A boycott of the Olympics wasn’t unprecedented: 30 African countries boycotted the 1976 Montreal Games after New Zealand was allowed to compete despite sending its rugby team to apartheid South Africa for a match. Taiwan pulled out of those Games as well after China lobbied Canada into denying them the right to compete. Still, detractors argued that a boycott would be seen as a symbolic ― rather than strategic ― gesture and wouldn’t lead to a Soviet withdrawal.

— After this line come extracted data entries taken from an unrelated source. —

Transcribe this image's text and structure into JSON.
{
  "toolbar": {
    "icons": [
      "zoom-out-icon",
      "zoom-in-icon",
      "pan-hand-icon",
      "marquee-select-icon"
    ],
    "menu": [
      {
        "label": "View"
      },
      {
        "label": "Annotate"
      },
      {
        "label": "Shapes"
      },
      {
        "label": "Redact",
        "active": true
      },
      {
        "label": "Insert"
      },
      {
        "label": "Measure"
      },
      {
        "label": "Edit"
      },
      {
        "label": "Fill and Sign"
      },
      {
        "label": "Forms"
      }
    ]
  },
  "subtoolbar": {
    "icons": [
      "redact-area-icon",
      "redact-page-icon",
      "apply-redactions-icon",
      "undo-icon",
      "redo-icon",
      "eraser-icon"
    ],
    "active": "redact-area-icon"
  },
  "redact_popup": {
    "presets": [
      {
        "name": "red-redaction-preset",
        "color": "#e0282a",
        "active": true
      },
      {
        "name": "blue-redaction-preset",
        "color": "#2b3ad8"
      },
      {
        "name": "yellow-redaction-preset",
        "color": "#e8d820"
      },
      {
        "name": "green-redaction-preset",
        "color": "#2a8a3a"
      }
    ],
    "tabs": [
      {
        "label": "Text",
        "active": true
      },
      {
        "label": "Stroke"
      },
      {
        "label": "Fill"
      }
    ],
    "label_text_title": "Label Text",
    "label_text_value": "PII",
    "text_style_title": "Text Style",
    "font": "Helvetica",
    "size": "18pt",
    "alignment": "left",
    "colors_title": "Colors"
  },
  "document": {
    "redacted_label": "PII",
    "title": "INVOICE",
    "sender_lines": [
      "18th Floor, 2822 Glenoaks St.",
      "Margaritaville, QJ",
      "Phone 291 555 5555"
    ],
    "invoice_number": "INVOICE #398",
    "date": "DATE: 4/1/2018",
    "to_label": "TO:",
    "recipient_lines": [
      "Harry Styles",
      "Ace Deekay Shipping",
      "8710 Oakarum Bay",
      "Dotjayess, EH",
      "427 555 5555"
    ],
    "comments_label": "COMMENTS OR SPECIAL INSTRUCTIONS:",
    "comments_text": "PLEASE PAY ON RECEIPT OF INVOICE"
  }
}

But ultimately, the U.S. went forward with the boycott, along with more than 60 other countries. Some of them allowed athletes to decide individually whether they’d compete, including the United Kingdom, France, and Australia. But others such as Japan and West Germany joined the U.S. in a full boycott of the Games. Many of those athletes competed instead at the “Liberty Bell Classic” which was held that year in Philadelphia and funded through $10 million from Congress.
1984 Los Angeles Olympics
The adage that “what goes around comes around” rang true following the U.S.-led boycott of the Moscow Games as the Soviet Union, the communist Eastern Bloc, and some other socialist countries decided to boycott the Los Angeles Olympics four years later.
Just a few months before the opening ceremonies were to begin, the Soviets announced that they wouldn’t compete due to security concerns, in addition to “chauvinistic sentiments and an anti-Soviet hysteria being whipped up in the United States.” The countries also complained that the Los Angeles Olympics Committee had allowed the Games to be commercialized by big business, and in so doing they were “perverting the Olympic ideals.” Iran also boycotted over America’s support for Israel, “interference in the Middle East,” and interventions in Latin America.
Just prior to the boycott announcements, relations between the Soviet Union and the U.S. reached a low point after a South Korean commercial airliner was shot down by the Soviet military, killing all 269 people aboard. In spite of public outrage and attempts to ban the Soviets from the Games, President Ronald Reagan and his administration continued to work to accommodate the Soviet Union’s requests to ensure their participation and vowed not to discriminate against them.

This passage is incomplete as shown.